Fine-tuning gaming performance relies on many different hardware factors in your system. You may have heard about robust cooling solutions for CPUs, enthusiasts going overboard with crazy custom water loops for their components, or even horror stories about builders slapping a CPU cooler on without any thermal paste.
In the never-ending quest for low temperatures, the question of what the best or most optimal temperature for performance is often gets skimmed over. In the broad sense, cooler is better. The lower temperature your components run at the better you can expect the performance to be.
How hot is too hot? When should you be worried about temperature? How can you reduce PC temps without breaking the bank? This guide will go over the benefits of lower temperatures, how to identify the temperature of your components, and give steps that you can take to get better temperatures out of your system.
How to Identify CPU/GPU Temperature
On the face of it, determining your component’s internal temperature can sound like a daunting task for the uninitiated. After all, you can’t stick a thermometer underneath your CPU cooler to get a reading personally. Those statistics won’t show up on standard menus like task manager or in the control panel.
To get a look at the temperatures without downloading external software, you will need to restart your PC and hit the function key that corresponds with your system’s BIOS menu (usually F11/F12). It’s not hard to find. The option should pop up in the bottom right corner of your screen during the restart. Don’t worry if it takes a couple of times to get it right. In the BIOS menu, you can navigate to the component in question to view its idle temperature.
There’s one issue with this method. It won’t show what the temperature is during an intense workload since you cannot game and access the BIOS at the same time. For real-time temperature readings, it’s best to download a piece of free software like Speccy. It is a simple tool that allows you to easily view the temperature for each component in your system. It can run while an intensive task or game is running to give you an idea of what’s happening in your system.
When is the Temperature Considered too High?

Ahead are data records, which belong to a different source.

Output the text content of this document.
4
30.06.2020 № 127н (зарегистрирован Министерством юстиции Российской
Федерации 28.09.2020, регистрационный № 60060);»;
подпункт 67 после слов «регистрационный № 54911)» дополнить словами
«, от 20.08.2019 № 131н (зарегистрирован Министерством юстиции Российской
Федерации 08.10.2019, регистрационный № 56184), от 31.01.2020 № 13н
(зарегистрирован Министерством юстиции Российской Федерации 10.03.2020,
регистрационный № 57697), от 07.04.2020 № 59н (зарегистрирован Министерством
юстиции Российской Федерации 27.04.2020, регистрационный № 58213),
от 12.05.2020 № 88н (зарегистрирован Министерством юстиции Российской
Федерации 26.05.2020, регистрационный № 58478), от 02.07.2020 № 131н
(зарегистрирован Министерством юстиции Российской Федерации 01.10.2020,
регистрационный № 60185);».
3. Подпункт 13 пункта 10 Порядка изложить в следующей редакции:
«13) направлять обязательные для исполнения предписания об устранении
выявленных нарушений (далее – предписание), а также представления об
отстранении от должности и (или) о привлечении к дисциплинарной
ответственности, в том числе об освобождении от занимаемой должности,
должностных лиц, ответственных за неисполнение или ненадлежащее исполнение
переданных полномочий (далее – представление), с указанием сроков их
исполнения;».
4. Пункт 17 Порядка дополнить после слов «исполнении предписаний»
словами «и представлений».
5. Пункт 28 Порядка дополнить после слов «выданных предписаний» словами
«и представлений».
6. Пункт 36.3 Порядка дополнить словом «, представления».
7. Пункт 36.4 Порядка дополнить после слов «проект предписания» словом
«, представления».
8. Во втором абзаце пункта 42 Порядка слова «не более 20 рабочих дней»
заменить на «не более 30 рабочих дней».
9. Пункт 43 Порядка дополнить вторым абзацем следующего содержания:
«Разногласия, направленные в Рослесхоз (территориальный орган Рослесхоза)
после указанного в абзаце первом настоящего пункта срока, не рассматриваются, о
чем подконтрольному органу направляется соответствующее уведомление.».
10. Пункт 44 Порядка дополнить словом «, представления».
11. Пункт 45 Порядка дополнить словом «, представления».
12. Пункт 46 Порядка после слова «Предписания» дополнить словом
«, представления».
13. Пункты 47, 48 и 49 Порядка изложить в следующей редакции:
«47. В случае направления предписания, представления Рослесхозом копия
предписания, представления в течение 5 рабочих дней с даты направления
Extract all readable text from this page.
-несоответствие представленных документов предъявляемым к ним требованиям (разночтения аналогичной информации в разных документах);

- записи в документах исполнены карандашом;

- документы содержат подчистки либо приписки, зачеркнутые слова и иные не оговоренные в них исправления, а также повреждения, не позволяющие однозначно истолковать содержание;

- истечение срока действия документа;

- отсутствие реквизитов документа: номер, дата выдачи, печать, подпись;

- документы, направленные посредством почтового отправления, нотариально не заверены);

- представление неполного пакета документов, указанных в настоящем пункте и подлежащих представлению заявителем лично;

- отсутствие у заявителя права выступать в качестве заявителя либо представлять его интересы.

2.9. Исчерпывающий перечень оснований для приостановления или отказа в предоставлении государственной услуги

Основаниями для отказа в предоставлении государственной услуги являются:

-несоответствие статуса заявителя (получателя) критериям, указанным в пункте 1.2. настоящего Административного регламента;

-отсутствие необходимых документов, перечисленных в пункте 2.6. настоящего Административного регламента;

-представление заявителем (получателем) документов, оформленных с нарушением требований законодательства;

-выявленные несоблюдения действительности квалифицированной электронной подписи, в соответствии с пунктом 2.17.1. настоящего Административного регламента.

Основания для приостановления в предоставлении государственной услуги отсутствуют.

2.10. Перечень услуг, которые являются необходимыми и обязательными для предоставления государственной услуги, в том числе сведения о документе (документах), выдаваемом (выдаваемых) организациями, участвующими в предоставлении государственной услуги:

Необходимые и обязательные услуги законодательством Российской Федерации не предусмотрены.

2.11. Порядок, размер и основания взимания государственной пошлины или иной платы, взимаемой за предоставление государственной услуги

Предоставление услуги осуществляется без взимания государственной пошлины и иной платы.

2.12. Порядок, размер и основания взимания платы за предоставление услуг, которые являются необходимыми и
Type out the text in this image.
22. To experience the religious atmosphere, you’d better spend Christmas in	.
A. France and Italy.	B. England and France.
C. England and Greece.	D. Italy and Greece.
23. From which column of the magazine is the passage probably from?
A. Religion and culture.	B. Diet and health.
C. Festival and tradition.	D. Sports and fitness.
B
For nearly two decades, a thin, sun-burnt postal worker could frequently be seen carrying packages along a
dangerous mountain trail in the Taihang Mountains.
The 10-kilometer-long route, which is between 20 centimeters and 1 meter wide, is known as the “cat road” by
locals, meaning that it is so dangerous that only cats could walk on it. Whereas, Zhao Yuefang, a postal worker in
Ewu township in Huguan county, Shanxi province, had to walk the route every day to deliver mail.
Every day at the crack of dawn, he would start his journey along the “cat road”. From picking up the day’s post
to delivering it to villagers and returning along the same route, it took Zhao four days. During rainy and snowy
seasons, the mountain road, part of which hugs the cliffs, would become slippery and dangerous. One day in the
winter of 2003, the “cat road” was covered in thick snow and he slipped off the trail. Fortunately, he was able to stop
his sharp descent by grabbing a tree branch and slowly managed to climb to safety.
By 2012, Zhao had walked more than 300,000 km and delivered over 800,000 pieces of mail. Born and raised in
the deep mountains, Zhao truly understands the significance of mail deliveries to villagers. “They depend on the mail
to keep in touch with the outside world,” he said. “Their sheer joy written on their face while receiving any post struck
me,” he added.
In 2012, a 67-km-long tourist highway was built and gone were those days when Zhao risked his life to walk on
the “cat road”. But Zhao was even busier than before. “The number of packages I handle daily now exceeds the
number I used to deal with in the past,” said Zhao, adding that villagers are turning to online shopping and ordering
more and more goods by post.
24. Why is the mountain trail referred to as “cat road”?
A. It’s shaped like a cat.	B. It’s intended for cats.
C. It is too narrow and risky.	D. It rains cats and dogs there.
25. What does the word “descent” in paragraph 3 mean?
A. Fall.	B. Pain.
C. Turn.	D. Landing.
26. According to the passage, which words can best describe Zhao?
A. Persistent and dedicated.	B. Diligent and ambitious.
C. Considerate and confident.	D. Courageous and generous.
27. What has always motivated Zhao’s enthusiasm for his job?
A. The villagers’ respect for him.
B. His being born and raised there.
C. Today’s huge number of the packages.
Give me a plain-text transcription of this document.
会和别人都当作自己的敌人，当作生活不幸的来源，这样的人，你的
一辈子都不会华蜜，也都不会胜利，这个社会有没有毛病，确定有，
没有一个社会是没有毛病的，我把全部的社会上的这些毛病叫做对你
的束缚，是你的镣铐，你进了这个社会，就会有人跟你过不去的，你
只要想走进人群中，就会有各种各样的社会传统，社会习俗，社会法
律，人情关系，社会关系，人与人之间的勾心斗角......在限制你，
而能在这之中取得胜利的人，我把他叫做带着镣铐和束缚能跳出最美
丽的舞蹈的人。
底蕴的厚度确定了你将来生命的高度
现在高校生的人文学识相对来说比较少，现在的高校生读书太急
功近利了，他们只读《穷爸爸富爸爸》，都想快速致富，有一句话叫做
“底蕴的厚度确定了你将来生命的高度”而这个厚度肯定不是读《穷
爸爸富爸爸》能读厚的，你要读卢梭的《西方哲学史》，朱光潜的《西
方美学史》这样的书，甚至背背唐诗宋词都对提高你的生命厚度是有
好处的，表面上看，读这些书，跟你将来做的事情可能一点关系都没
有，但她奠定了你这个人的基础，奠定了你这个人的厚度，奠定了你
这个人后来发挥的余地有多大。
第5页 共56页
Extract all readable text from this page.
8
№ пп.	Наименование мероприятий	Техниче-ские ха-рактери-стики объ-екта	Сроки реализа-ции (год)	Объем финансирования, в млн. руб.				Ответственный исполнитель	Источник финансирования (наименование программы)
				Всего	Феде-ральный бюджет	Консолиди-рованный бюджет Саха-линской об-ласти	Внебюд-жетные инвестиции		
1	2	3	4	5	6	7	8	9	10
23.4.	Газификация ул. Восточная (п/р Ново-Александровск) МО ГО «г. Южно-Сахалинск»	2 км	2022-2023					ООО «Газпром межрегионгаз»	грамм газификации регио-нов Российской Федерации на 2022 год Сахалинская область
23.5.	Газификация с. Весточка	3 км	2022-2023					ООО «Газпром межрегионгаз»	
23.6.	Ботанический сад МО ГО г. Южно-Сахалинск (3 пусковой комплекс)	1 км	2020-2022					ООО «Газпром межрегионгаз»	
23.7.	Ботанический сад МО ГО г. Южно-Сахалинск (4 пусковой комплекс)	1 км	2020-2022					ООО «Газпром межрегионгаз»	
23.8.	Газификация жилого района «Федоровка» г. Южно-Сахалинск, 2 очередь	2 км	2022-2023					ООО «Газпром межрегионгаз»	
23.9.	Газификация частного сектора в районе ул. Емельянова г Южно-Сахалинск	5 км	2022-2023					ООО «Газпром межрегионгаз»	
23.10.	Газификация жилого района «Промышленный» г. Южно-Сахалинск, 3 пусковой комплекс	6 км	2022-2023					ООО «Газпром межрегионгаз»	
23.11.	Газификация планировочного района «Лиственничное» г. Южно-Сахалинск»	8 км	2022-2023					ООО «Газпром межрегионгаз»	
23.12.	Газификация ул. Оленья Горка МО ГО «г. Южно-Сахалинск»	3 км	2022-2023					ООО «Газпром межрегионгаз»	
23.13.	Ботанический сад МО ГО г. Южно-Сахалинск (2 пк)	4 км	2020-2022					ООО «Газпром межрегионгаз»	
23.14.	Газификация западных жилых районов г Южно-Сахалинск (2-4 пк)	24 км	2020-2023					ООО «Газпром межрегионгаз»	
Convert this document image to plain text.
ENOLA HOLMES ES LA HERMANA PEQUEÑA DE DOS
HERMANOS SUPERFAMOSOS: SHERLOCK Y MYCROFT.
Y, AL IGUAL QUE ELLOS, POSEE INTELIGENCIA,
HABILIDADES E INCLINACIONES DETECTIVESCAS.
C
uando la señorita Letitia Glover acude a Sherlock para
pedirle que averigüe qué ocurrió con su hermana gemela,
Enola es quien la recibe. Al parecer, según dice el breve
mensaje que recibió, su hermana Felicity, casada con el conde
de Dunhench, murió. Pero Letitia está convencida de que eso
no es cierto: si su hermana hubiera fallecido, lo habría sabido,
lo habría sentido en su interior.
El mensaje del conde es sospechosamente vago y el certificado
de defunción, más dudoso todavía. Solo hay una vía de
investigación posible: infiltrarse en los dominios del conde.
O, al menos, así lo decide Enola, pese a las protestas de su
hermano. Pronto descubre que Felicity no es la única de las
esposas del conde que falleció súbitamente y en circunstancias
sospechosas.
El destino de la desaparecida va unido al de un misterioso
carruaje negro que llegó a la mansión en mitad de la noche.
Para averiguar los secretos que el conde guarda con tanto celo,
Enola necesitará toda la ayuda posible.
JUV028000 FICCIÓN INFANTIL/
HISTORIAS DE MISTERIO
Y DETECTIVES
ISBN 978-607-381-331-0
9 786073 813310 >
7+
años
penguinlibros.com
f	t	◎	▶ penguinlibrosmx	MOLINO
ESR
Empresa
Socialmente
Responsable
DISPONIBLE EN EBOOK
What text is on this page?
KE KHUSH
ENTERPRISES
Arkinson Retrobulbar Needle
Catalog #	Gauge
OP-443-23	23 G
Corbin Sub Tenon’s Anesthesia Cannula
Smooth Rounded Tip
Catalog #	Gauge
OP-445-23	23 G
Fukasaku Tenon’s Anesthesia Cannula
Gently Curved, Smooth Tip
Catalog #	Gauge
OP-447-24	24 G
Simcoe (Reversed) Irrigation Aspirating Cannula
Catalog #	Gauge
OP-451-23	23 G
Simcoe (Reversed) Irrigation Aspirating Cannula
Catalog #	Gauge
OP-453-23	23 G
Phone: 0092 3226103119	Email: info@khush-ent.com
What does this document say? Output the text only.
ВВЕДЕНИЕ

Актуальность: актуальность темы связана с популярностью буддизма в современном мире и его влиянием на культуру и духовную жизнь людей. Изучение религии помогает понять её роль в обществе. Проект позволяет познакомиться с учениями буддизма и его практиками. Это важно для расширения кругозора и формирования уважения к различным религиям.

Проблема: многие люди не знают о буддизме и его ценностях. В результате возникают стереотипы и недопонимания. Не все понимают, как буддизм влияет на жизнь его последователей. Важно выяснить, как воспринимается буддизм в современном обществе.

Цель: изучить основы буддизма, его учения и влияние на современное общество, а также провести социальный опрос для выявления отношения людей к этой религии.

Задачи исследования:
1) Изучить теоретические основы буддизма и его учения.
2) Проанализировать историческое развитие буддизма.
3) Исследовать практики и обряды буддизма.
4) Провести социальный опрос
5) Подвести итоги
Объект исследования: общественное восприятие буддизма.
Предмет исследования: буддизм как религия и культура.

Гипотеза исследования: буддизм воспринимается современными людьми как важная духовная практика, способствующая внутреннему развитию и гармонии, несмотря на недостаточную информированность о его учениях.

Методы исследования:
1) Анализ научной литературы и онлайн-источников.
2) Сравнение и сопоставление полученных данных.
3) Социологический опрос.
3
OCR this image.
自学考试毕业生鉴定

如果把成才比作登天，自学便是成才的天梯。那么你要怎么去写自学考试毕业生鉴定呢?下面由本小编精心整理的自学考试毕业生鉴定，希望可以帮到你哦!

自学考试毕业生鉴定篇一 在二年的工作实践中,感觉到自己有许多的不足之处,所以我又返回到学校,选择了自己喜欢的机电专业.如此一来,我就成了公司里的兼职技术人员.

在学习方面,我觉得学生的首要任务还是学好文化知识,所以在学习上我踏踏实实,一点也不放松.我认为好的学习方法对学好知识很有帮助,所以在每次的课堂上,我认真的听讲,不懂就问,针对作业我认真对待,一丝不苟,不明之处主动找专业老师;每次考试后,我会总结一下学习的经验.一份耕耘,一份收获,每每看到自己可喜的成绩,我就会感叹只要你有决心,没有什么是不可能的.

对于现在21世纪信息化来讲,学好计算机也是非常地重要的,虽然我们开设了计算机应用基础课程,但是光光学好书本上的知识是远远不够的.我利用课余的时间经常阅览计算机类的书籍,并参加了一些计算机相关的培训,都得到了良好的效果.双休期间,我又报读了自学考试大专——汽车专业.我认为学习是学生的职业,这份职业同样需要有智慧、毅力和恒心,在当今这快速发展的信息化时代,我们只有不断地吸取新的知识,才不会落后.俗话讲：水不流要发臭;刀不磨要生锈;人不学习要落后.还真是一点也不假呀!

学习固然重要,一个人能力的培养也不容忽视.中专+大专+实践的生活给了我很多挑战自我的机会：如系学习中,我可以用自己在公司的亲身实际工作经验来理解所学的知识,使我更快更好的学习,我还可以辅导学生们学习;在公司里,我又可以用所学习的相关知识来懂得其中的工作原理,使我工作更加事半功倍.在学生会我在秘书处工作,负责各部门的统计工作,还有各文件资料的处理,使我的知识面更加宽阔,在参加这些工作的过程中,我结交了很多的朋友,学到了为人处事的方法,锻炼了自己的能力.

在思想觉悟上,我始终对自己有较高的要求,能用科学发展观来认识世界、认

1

The short answer is that it depends on the CPU and GPU. Different manufacturer’s components are rated for different temperatures. The new Ryzen 5000 series line of CPUs tends to run, on average, a bit hotter than their Intel counterparts when under load. While there isn’t a flat point at which a component thermal throttles, you can expect to start noticing dips in performance around the 95-105 degree celsius range.
Thermal throttling is a system that’s built into every component as a safeguard. The component could very well get hotter, but the safeguard was put in place to cause a dip in performance instead of allowing the component to get so hot that it shorts or burns.
Throttling won’t damage your computer in the short term, but you will experience a significant decrease in performance when it happens. Long-term throttling can result in damages or decreased lifespan in components. Be sure to address throttling as soon as possible to get the most longevity out of your components.
In most cases, the answer to the question of “What is the optimum CPU/GPU temperature for gaming” is as low as you can reasonably get it. Running at 70-90 degrees celsius is just fine for the vast majority of CPUs and GPUs out there. It is possible to attain some higher clock speeds and better frame rates by running the system even lower than that, but the average consumer won’t be able to attain low or sub-ambient temperatures through normal or easily accessible means.
Reasons for High PC Temps and How to Address them
- The most common reason for sudden high temperatures in your system will stem from a lack of airflow. Check those dust filters, vents, and take a look inside the case to ensure that the fans are free and clear of dust. If not, wipe it out and check to see if that improved the performance.
- An increase in ambient temperature will correspond to higher temperatures in your system. Try to keep your PC in a cool, dry environment if possible. If a high ambient temperature is unavoidable, consider upgrading your PC’s cooling solutions to combat the issue.
- If you just built your system, check that all of the fans are plugged into the right headers and functioning properly. Also, make sure that you have the fans pushing or pulling in the correct configuration for your case.
- Inadequate cooling is a common problem for CPUs. The stock cooler may be fine for regular tasks, but intense workloads may push it past its limits. It may be worth looking into the best cooler for your model of CPU and case configuration. We have guides that detail the best coolers by CPU like our one for the i7-11700K.
- Inadequate thermal paste or improper application of thermal paste can cause CPU temperatures to skyrocket. If all else fails, take the cooler off and make sure that your thermal paste was properly applied.
- Lastly, overclocking components causes them to run faster and harder than at stock speeds, which produces more heat. If your CPU or GPU is throttling then consider dialing the overclock back until it no longer does.
While there is no easy answer for what the optimal temperature is for a GPU or CPU for gaming, this guide has some ideas and steps to take to improve performance by lowering the temperature of your system. The maximum temperature before a component thermal throttles will be listed on the manufacturer’s site, so be sure to check those details before troubleshooting. Your CPU that’s running in the low 90s may be just fine. Every situation will vary.
The best step for addressing thermal throttling is to monitor temperatures while performing an intensive task. This will tell you which components need to be addressed.